Samudra menaikkan kedua alisnya. Bisa begitu?

"Gue cuma khawatir." Adhisti kali ini terlihat seperti bukan dirinya sendiri. Tatapannya sendu, kepribadiannya mendadak kalem, tutur katanya bahkan jadi lebih lembut. Sikapnya yang agresif dan seringkali anarkis menguap entah kemana.

"Nggak ada yang perlu dikhawatirkan. Gue cuma menjalani keseharian apa adanya. Seperti biasa. Tidak akan terjadi apa-apa." Samudra menenangkannya, tersenyum teduh, kemudian mengelus pelan puncak kepala Adhisti.

Sejak melihat langsung Samudra pingsan waktu itu, atau setelah mendengar jelas vonis penyakit atas sepupunya, Adhisti menjadi semakin was-was. Kian gencar untuk mengawasi Samudra, memastikan lelaki itu baik-baik saja. Namun di sisi lain, Samudra tak ingin semua itu. Ia ingin dipandang sehat-sehat saja. Semua vonis itu, anggaplah tidak pernah terjadi.

"Lo nggak capek gini terus?" Tatapan sendunya kini menghujam manik hitam Samudra. Membuat ia terdiam sebentar untuk mencerna jawaban yang pas.

"Enggak. Kenapa harus capek?" Lelaki itu menjawab santai.

Adhisti sontak memalingkan wajahnya, tawa miris juga ikut keluar diiringi matanya yang berkaca-kaca. Ditatapnya kembali kedua mata sepupunya.
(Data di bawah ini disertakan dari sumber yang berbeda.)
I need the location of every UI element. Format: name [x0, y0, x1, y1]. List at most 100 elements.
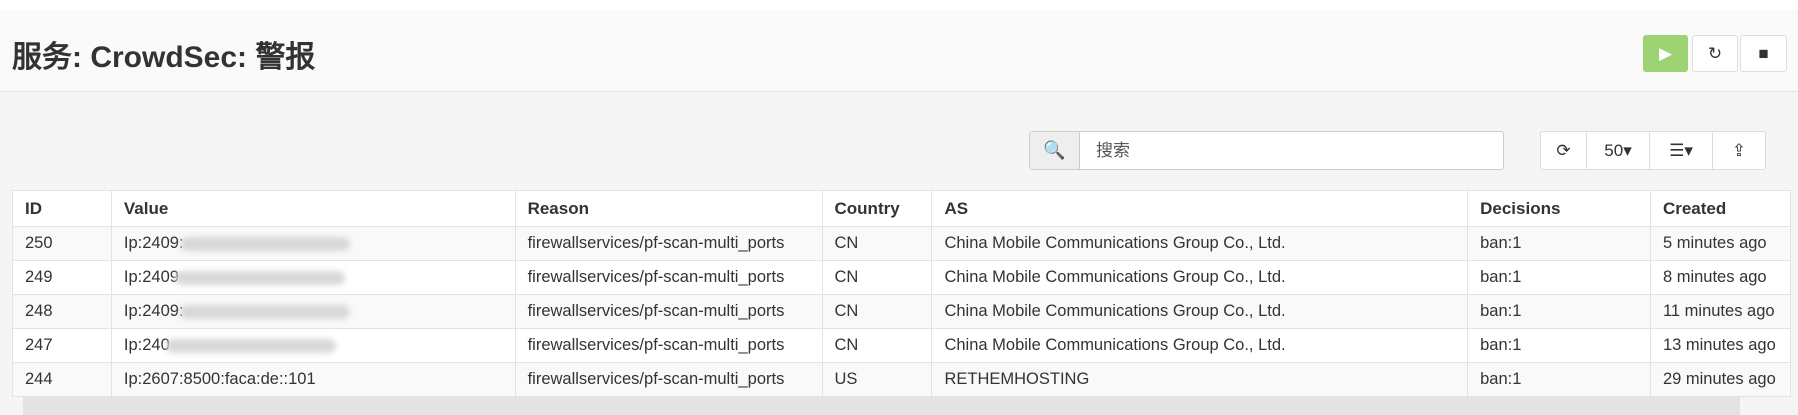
cell-decisions: ban:1 — [1467, 260, 1651, 295]
reason-text: firewallservices/pf-scan-multi_ports — [527, 336, 785, 354]
cell-id: 250 — [12, 226, 112, 261]
reason-text: firewallservices/pf-scan-multi_ports — [527, 234, 785, 252]
cell-reason: firewallservices/pf-scan-multi_ports — [514, 362, 823, 397]
column-header-as[interactable]: AS — [931, 190, 1469, 227]
decisions-text: ban:1 — [1480, 302, 1522, 320]
table-header-row: ID Value Reason Country AS Decisions Cre… — [12, 190, 1792, 227]
decisions-text: ban:1 — [1480, 336, 1522, 354]
as-text: China Mobile Communications Group Co., L… — [944, 268, 1286, 286]
stop-service-button[interactable]: ■ — [1740, 35, 1787, 72]
country-text: CN — [834, 268, 859, 286]
column-header-decisions[interactable]: Decisions — [1467, 190, 1651, 227]
redacted-blur — [179, 304, 350, 319]
column-header-created[interactable]: Created — [1649, 190, 1792, 227]
cell-created: 11 minutes ago — [1649, 294, 1792, 329]
redacted-blur — [174, 270, 345, 285]
decisions-text: ban:1 — [1480, 268, 1522, 286]
value-text: Ip:2409 — [123, 268, 179, 286]
value-text: Ip:240 — [123, 336, 170, 354]
cell-decisions: ban:1 — [1467, 328, 1651, 363]
column-header-country[interactable]: Country — [821, 190, 933, 227]
search-icon: 🔍 — [1030, 132, 1080, 169]
restart-service-button[interactable]: ↻ — [1692, 35, 1738, 72]
stop-icon: ■ — [1758, 43, 1769, 63]
cell-as: China Mobile Communications Group Co., L… — [931, 328, 1469, 363]
created-text: 5 minutes ago — [1662, 234, 1767, 252]
value-text: Ip:2607:8500:faca:de::101 — [123, 370, 316, 388]
as-text: China Mobile Communications Group Co., L… — [944, 336, 1286, 354]
cell-id: 247 — [12, 328, 112, 363]
cell-country: CN — [821, 294, 933, 329]
table-row[interactable]: 244 Ip:2607:8500:faca:de::101 firewallserv… — [12, 362, 1792, 397]
page-title: 服务: CrowdSec: 警报 — [12, 41, 316, 74]
created-text: 13 minutes ago — [1662, 336, 1776, 354]
cell-country: CN — [821, 226, 933, 261]
top-strip — [0, 0, 1798, 10]
cell-id: 248 — [12, 294, 112, 329]
page-header: 服务: CrowdSec: 警报 — [0, 10, 1798, 92]
country-text: US — [834, 370, 858, 388]
id-text: 244 — [25, 370, 53, 388]
table-row[interactable]: 248 Ip:2409: firewallservices/pf-scan-mult… — [12, 294, 1792, 329]
play-icon: ▶ — [1658, 43, 1673, 63]
reason-text: firewallservices/pf-scan-multi_ports — [527, 370, 785, 388]
start-service-button[interactable]: ▶ — [1643, 35, 1688, 72]
cell-country: US — [821, 362, 933, 397]
search-glyph: 🔍 — [1043, 140, 1066, 160]
as-text: RETHEMHOSTING — [944, 370, 1090, 388]
decisions-text: ban:1 — [1480, 234, 1522, 252]
value-text: Ip:2409: — [123, 302, 184, 320]
country-text: CN — [834, 302, 859, 320]
page-size-value: 50 — [1604, 140, 1624, 160]
column-header-value[interactable]: Value — [110, 190, 516, 227]
table-row[interactable]: 247 Ip:240 firewallservices/pf-scan-multi_… — [12, 328, 1792, 363]
table-row[interactable]: 249 Ip:2409 firewallservices/pf-scan-multi… — [12, 260, 1792, 295]
cell-id: 249 — [12, 260, 112, 295]
cell-country: CN — [821, 328, 933, 363]
id-text: 247 — [25, 336, 53, 354]
cell-created: 8 minutes ago — [1649, 260, 1792, 295]
cell-as: RETHEMHOSTING — [931, 362, 1469, 397]
table-row[interactable]: 250 Ip:2409: firewallservices/pf-scan-mult… — [12, 226, 1792, 261]
restart-icon: ↻ — [1707, 43, 1723, 63]
search-input[interactable] — [1080, 132, 1503, 169]
caret-down-icon: ▾ — [1623, 140, 1632, 160]
cell-value: Ip:2607:8500:faca:de::101 — [110, 362, 516, 397]
cell-reason: firewallservices/pf-scan-multi_ports — [514, 260, 823, 295]
refresh-button[interactable]: ⟳ — [1541, 132, 1587, 169]
cell-created: 13 minutes ago — [1649, 328, 1792, 363]
search-box: 🔍 — [1029, 131, 1504, 170]
id-text: 250 — [25, 234, 53, 252]
country-text: CN — [834, 336, 859, 354]
country-text: CN — [834, 234, 859, 252]
cell-as: China Mobile Communications Group Co., L… — [931, 226, 1469, 261]
redacted-blur — [179, 236, 350, 251]
cell-id: 244 — [12, 362, 112, 397]
as-text: China Mobile Communications Group Co., L… — [944, 234, 1286, 252]
horizontal-scrollbar[interactable] — [23, 397, 1740, 415]
cell-value: Ip:240 — [110, 328, 516, 363]
column-header-reason[interactable]: Reason — [514, 190, 823, 227]
page-size-dropdown[interactable]: 50 ▾ — [1587, 132, 1650, 169]
created-text: 11 minutes ago — [1662, 302, 1775, 320]
cell-as: China Mobile Communications Group Co., L… — [931, 260, 1469, 295]
cell-reason: firewallservices/pf-scan-multi_ports — [514, 328, 823, 363]
created-text: 8 minutes ago — [1662, 268, 1767, 286]
cell-value: Ip:2409: — [110, 226, 516, 261]
redacted-blur — [165, 338, 336, 353]
value-text: Ip:2409: — [123, 234, 184, 252]
list-icon: ☰ — [1669, 140, 1685, 160]
table-toolbar: ⟳ 50 ▾ ☰ ▾ ⇪ — [1540, 131, 1766, 170]
export-button[interactable]: ⇪ — [1713, 132, 1765, 169]
cell-reason: firewallservices/pf-scan-multi_ports — [514, 226, 823, 261]
decisions-text: ban:1 — [1480, 370, 1522, 388]
cell-created: 29 minutes ago — [1649, 362, 1792, 397]
id-text: 248 — [25, 302, 53, 320]
column-header-id[interactable]: ID — [12, 190, 112, 227]
created-text: 29 minutes ago — [1662, 370, 1776, 388]
columns-dropdown[interactable]: ☰ ▾ — [1650, 132, 1713, 169]
cell-created: 5 minutes ago — [1649, 226, 1792, 261]
id-text: 249 — [25, 268, 53, 286]
as-text: China Mobile Communications Group Co., L… — [944, 302, 1286, 320]
export-icon: ⇪ — [1731, 140, 1747, 160]
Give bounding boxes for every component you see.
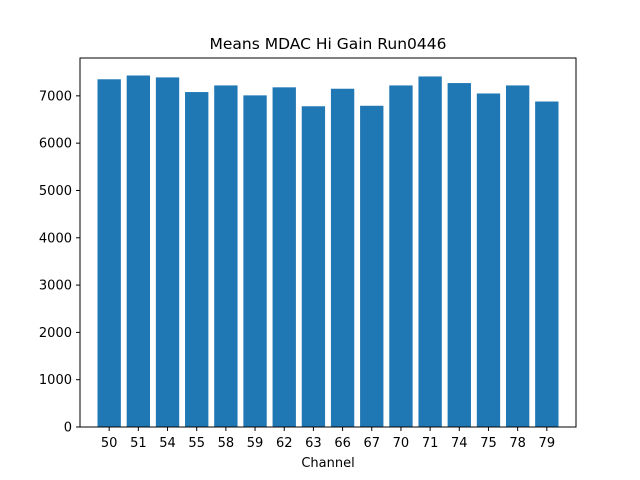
x-tick-label: 71 <box>422 436 439 451</box>
y-tick-label: 1000 <box>39 373 72 388</box>
bar-54 <box>155 77 180 428</box>
bar-55 <box>185 92 209 427</box>
x-tick-label: 67 <box>363 436 380 451</box>
x-tick-label: 50 <box>101 436 118 451</box>
bar-66 <box>330 88 355 427</box>
bar-78 <box>505 85 530 427</box>
bars-group <box>97 75 559 428</box>
bar-71 <box>418 76 442 427</box>
x-tick-label: 62 <box>276 436 293 451</box>
x-tick-label: 59 <box>247 436 264 451</box>
x-tick-label: 51 <box>130 436 147 451</box>
y-tick-label: 2000 <box>39 326 72 341</box>
bar-67 <box>360 105 384 427</box>
bar-74 <box>447 83 471 427</box>
y-tick-label: 3000 <box>39 279 72 294</box>
x-tick-label: 55 <box>188 436 205 451</box>
bar-79 <box>535 101 559 428</box>
y-tick-label: 4000 <box>39 231 72 246</box>
bar-58 <box>214 85 238 427</box>
x-tick-label: 79 <box>539 436 556 451</box>
x-tick-label: 78 <box>509 436 526 451</box>
bar-50 <box>97 79 121 427</box>
x-axis-label: Channel <box>301 456 354 471</box>
y-axis: 0 1000 2000 3000 4000 5000 6000 7000 <box>39 89 80 436</box>
bar-70 <box>389 85 413 427</box>
plot-frame <box>79 57 577 428</box>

"Stop berpura-pura, Samudra. Berhenti apatis dari keadaan yang sebenarnya. Jangan anggap gue bego. Gue tau kok, belakangan ini, sehabis latihan, lo butuh bantuan oksigen, kan?" Dengan musabab ini, Adhisti selalu keukeuh untuk menemaninya berlatih—meski hanya menunggu di luar area karena kolam itu khusus lelaki. Ia ingin memastikan, bahwa Samudra tidak akan drop begitu saja, terlebih, saat tak ada siapa-siapa di sampingnya.

"Tau dari mana?" Samudra masih bersikap tenang dengan lengkungan senyum tipis di bibirnya.

"Nggak perlu nanya itu," Adhisti menyambar cepat.

Sadar bahwa suasana sudah sedikit runyam, Samudra meraih sebelah tangan Adhisti. Disimpannya jemari mungil itu di dalam genggamannya. Dibalik kehangatan yang melekat di tangannya.

"Dhis, kalau gue boleh minta satu hal. Tolong, jangan selalu mengingatkan bahwa gue sakit. Karena dengan bayangan pahit itu, mau nggak mau gue harus berhenti dari ekskul renang. Toh, paru-paru gue udah nggak sanggup." Meski ini menyakitkan, Samudra melontarkan dengan suara tenang dan halus. Gurat di wajahnya juga masih begitu indah, tidak ada kecewa, marah, sedih, atau semacamnya.

"Dengan melupakan itu pun, lo nggak menjadi lebih baik, Sam. Lo mengacuhkan penyakit itu kemudian berlagak biasa saja, kan? Lo boleh kok, menjalankan keseharian tanpa ada apa pun yang berubah. Lo boleh renang sepuasnya. Asalkan ... Rokok jadi pengecualian." Itu intinya, itu dasarnya, dan itu garis mutlaknya. Orang tua Samudra sendiri bahkan tak akan membatasi kegiatan anaknya, selama ia masih mengaku sanggup, maka silakan. Namun kalau berkaitan dengan rokok, tidak ada toleransi. Itu kebiasaan yang sangat menyangkut hidup matinya.